A local story about a high school "Gender Bender Day" prompted me to do a little internet research on the topic. The craze is sweeping the nation's high schools from Michigan to Iowa to North Carolina. On "Gender Bender Day" high school students are encouraged to cross-dress and imagine themselves as transvestites. I'm unclear as to whether the cross-dressing is voluntary or mandatory. In Fayetteville, North Carolina a homosexual student was actually arrested for resisting the dress requirements: those for whom every day is a gender bender seem to want the day off. Here's what it looks like at Santa Teresa High School in San Jose:
So, are these gender-bending events just campy innocent fun? Not so fast. Here's what purports to be a gender "education" video produced for schools in the state of Maine:
Park Day Elementary School in Oakland, California, now has an aggressive policy of official androgyny:
Park Day's staff members are among a growing number of educators and parents who are acknowledging gender variance in very young children. Aurora School, another private elementary school in Oakland, also is seeing children who are "gender fluid" and hired a clinical psychologist to conduct staff training.
Children with gender variant behaviors feel intensely that they want to look and act like the other sex. They prefer toys and activities typical of the opposite gender. Signs usually start appearing between the ages of 2 and 4.
For some children, it's a passing phase. Some grow up to be heterosexual, some gay. Some children insist they are the opposite sex although they might have a hard time explaining it. One nurse therapist said a boy once told her, "I think I swallowed a girl."
"The point is we don't know the outcome and don't need to know," said Catherine Tuerk, who runs the gender variance outreach program at Children's National Medical Center in Washington, D.C., considered a leader in the field.
"What we need is a place where children can express what they want to," said Tuerk, who has been working on gender variance for three decades.

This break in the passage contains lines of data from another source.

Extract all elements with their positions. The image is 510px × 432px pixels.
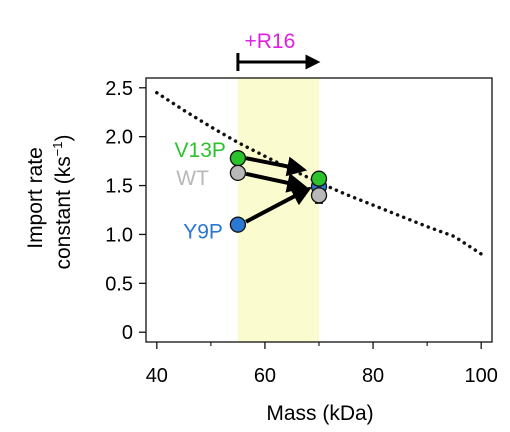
y-axis-label-prefix: constant (ks [52, 156, 75, 269]
series-label-v13p: V13P [175, 139, 226, 162]
top-annotation: +R16 [236, 30, 321, 71]
point-wt-1 [310, 187, 328, 204]
y-axis-label-suffix: ) [52, 134, 75, 141]
r16-label: +R16 [245, 30, 296, 53]
x-tick-label-60: 60 [254, 365, 276, 387]
y-axis-label-line1: Import rate [24, 147, 47, 249]
y-tick-label-2: 1.0 [105, 224, 133, 246]
series-label-wt: WT [176, 167, 209, 190]
x-axis-label: Mass (kDa) [266, 402, 373, 425]
y-tick-label-0: 0 [122, 322, 133, 344]
shift-arrow-1 [245, 171, 308, 193]
point-v13p-0 [229, 150, 247, 167]
y-axis-label-superscript: −1 [50, 141, 65, 156]
y-tick-label-3: 1.5 [105, 176, 133, 198]
point-wt-0 [229, 164, 247, 181]
highlight-band [237, 78, 319, 342]
point-v13p-1 [310, 170, 328, 187]
x-tick-label-80: 80 [362, 365, 384, 387]
y-axis-label-line2: constant (ks−1) [50, 134, 75, 269]
y-axis-label: Import rate constant (ks−1) [24, 134, 75, 269]
shift-arrow-0 [245, 156, 308, 177]
y-tick-label-5: 2.5 [105, 78, 133, 100]
point-y9p-0 [229, 216, 247, 233]
y-tick-label-4: 2.0 [105, 127, 133, 149]
y-tick-label-1: 0.5 [105, 273, 133, 295]
x-tick-label-100: 100 [465, 365, 498, 387]
shift-arrow-2 [245, 187, 312, 224]
x-tick-label-40: 40 [146, 365, 168, 387]
series-label-y9p: Y9P [183, 221, 223, 244]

Obviously there is an agenda at work here. The sheer diabolical malice of the whole "gender bending" project can be seen in the misery and confusion it inflicts on the young and the immoral sexual behavior it sanctions. Due to family dysfunction and the rise of "gender neutral" parenting, many children are already disadvantaged in terms of a healthy sexual identity, and today they arrive at school only to be affirmed in their confusion.
The good news is that what might be termed "gender identity disorder" in children can usually be prevented and even reversed with early intervention and the presence of key elements:
Healthy psychological development requires that a little boy be able to feel acceptance by and identify with his father, experience acceptance by male peers, recognize that there are two sexes and that he is male and will grow up to be a man and possibly a father, not a woman and a mother. Additionally he needs to feel good about his body and about being a boy and becoming a man. He needs to believe that his mother and father are happy that he is a boy and expect him to become a man and he needs to feel accepted as a boy by other boys.
If a boy feels inadequate in his masculine identity due to peer or father rejection or a poor body image, identifies with his mother instead of his father, feels that he would like to be a girl, those around him should not pass this off as non-stereotypical behavior. There is a reason why this boy is not developing a healthy masculine identity and that reason should be discovered and addressed.
If a boy grows up at ease and confident about his masculine identity as a result of a close loving relationship with his father, with same-sex friends in childhood, with a mother who supports his manly development and is protected from vicious bullying and sexual predators, the chances are minimal that he will experience same-sex attraction in adolescence.
And in this endeavor, dear parents, the schools are no longer your friend.